Presidential election in Bolivia

By Monica Machicao and Daniel Ramos

LA PAZ (Reuters) - Bolivian President Evo Morales shrugged off an early vote count showing Sunday's election heading for a second round run-off, saying he was confident that uncounted rural votes would help propel him to an outright victory and congressional majority.

Morales was seen leading the election with 45% of votes against 38% for chief rival Carlos Mesa, according to a preliminary account of nearly 84% of ballots by Bolivia's electoral board, the Supreme Electoral Tribunal (TSE).

However, that was short of the minimum 50% majority or 10-point lead over his closest rival Morales needed to avoid a Dec. 15 second round run-off to decide who will govern Bolivia, a landlocked country of 11 million people, from 2020 to 2025.

Many people, including Mesa, considered the run-off a certainty but Morales, who has governed Bolivia since 2006, confounded them by heralding his victory at a news conference and saying rural votes should help see him home.

"We won once again. Four consecutive elections we've won in Bolivia," said Morales, South America's longest-serving leftist leader. "We're confident about the votes from the countryside."

An abrupt halt to vote counting by the TSE also sparked concern. One official observer, the Organization of American States, called on it to explain why transmission of the data had stopped.

Brazil's Foreign Ministry said on its Twitter account it was watching the election in Bolivia and was worried about the "unexpected interruption" of the official reporting of results.

A La Paz-based diplomatic source told Reuters that vote counting had been "abruptly shut down," raising fears about the count being manipulated to avoid a second round. The source said that would be a "very dangerous path."

The TSE, which was not expected to announce more results until Monday morning, declined to comment.

RISKY

Mesa had celebrated the preliminary count amid cheering supporters. "We're in the second round," he said.

"Democracy is the most important value for which we are fighting," said Mesa, 66. "We're not going to lose it."

Mesa said in a post after the count was halted his party "is not going to allow manipulation of a result which clearly takes us into a second round."

A second-round vote would be risky for Morales, who is looking to extend his administration to 19 years. He won his last two elections with more than 60% of the vote in the first round.

Quick non-binding ballot counts by two other pollsters - the Jubileo Foundation and officially sanctioned ViaCiencia - showed a tight race, with about 44% for Morales and 39% for Mesa.

Votes from rural areas that tend to favor Morales were still coming in but many people said they would not be enough for Morales to avoid a runoff.

Morales is running in defiance of term limits and despite a 2016 referendum in which Bolivians voted against allowing him to seek a fourth consecutive term. A local court ruling allowed him to run anyway.

He has promised to retire after the next five-year term, as he did in the 2014 election.

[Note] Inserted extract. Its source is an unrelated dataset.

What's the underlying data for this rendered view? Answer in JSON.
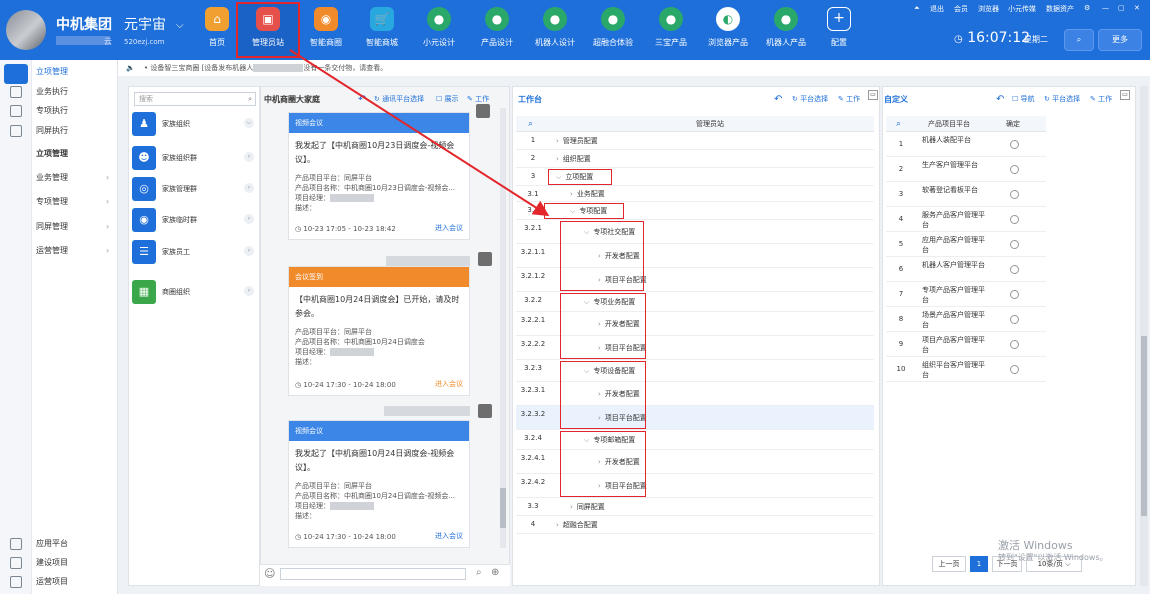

Chi Hyun Chung, the right-wing Christian Democratic party's candidate, was running third with close to 9% of the vote, indicating his support base would be a key target for Morales and Mesa in any second round.

He and "anti-Evo" rival Oscar Ortiz both said they would back Mesa in a run-off.

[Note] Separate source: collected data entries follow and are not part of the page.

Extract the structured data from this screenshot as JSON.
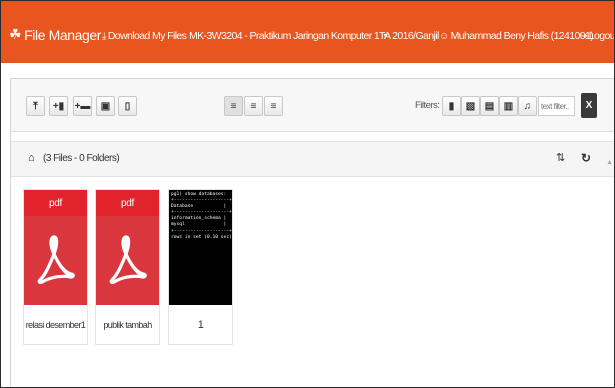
{
  "nav": {
    "brand": "File Manager",
    "download": "Download My Files",
    "course": "MK-3W3204 - Praktikum Jaringan Komputer 1",
    "term": "TA 2016/Ganjil",
    "user": "Muhammad Beny Hafis (1241001)",
    "logout": "Logout"
  },
  "toolbar": {
    "filters_label": "Filters:",
    "filter_placeholder": "text filter..",
    "clear_label": "X"
  },
  "path": {
    "summary": "(3 Files - 0 Folders)"
  },
  "files": [
    {
      "ext": "pdf",
      "name": "relasi desember1",
      "type": "pdf"
    },
    {
      "ext": "pdf",
      "name": "publik tambah",
      "type": "pdf"
    },
    {
      "name": "1",
      "type": "image",
      "preview_lines": [
        "pg1) show databases:",
        "+--------------------+",
        "Database           |",
        "+--------------------+",
        "information_schema |",
        "mysql              |",
        "+--------------------+",
        "rows in set (0.10 sec)"
      ]
    }
  ],
  "colors": {
    "navbar": "#e8551f",
    "pdf_band": "#e1242c",
    "pdf_body": "#d9363e"
  },
  "icons": {
    "brand": "sitemap-icon",
    "download": "download-icon",
    "user": "user-icon",
    "logout": "logout-icon"
  }
}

Morales, a former union leader for coca growers, has managed to hang on to power as most other leftist presidents in South America elected in the previous decade were succeeded by right-leaning leaders.

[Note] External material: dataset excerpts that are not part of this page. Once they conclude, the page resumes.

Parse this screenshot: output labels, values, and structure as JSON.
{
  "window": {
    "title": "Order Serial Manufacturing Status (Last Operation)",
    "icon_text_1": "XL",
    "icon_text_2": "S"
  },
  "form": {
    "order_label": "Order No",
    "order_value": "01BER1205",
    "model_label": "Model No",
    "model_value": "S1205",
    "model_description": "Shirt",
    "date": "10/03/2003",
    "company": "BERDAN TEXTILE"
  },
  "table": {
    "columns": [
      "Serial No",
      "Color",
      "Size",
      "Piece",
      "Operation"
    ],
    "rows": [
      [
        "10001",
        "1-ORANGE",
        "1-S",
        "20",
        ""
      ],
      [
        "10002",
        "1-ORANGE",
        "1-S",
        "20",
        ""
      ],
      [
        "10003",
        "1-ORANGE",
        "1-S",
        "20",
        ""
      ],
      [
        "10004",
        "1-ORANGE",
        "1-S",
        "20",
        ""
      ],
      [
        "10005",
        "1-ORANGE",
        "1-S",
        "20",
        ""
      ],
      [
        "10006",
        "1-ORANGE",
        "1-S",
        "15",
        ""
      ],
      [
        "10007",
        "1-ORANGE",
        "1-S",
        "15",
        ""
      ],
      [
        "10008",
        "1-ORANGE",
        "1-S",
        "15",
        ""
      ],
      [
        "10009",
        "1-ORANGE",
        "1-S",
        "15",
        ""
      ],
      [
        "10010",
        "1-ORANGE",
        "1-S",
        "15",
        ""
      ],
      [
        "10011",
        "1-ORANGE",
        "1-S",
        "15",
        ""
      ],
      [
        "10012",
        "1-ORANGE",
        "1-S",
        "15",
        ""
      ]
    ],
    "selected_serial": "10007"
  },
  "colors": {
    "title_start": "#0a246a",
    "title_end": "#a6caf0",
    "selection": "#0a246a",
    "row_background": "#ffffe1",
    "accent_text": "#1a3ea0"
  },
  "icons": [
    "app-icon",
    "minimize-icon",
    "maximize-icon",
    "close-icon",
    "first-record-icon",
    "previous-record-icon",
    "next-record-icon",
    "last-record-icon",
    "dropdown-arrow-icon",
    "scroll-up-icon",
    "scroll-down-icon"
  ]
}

He has overseen a long stretch of political and economic stability for Bolivia, the continent's poorest country. However, support for him has slipped amid slowing economic growth and concerns about government corruption and anti-democratic practices.

Whoever wins will likely have to govern without a majority in Congress and with a gloomier economic outlook. The commodities-fueled boom that drove rapid economic growth in Bolivia in recent years has ended as its important natural gas reserves dwindled.